Does deleting the chat delete my data?

It removes the conversation from your view and, per provider policy, eventually from their systems. It doesn’t reach an abuse-monitoring window already in progress, the plaintext transcript on your laptop, or anything already exported by your org. Rotation is remediation; deletion is tidying.

Does a zero-data-retention agreement fix this?

It narrows what the provider keeps, with carve-outs, and it says nothing about your laptop or your admins. Longer treatment in what ZDR actually covers.

How do I stop Claude Code from reading my .env?

Permissioning controls what the agent may execute; masking controls what leaves the machine when something gets read anyway. They’re different layers, and you probably want both. .gitignore is not one of the layers; it only governs commits.

I use a work account. Who can see my prompts?

Assume your org’s admins can, through audit and export tooling. If prompts were masked at egress, an export shows tokens rather than raw values.
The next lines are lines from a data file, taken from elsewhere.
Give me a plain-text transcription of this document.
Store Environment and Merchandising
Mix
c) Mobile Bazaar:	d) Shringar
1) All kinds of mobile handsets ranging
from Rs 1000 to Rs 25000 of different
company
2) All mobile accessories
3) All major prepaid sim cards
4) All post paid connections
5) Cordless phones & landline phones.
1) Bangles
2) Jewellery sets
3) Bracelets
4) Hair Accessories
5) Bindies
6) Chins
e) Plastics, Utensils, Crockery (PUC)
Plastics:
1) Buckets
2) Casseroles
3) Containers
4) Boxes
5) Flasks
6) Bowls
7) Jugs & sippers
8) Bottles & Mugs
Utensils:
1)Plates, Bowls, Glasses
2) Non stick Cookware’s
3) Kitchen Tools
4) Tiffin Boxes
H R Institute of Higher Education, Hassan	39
Shouldn’t I just never paste secrets?

You should never paste secrets. You will anyway -- at 11pm, with a failing deploy, when the fastest path to an answer is pasting the whole error message, connection string included. And your agent will “paste” on your behalf every time tool output contains a value you never typed. A policy that depends on humans never doing the convenient thing isn’t a policy; it’s hope. Make the convenient path safe instead.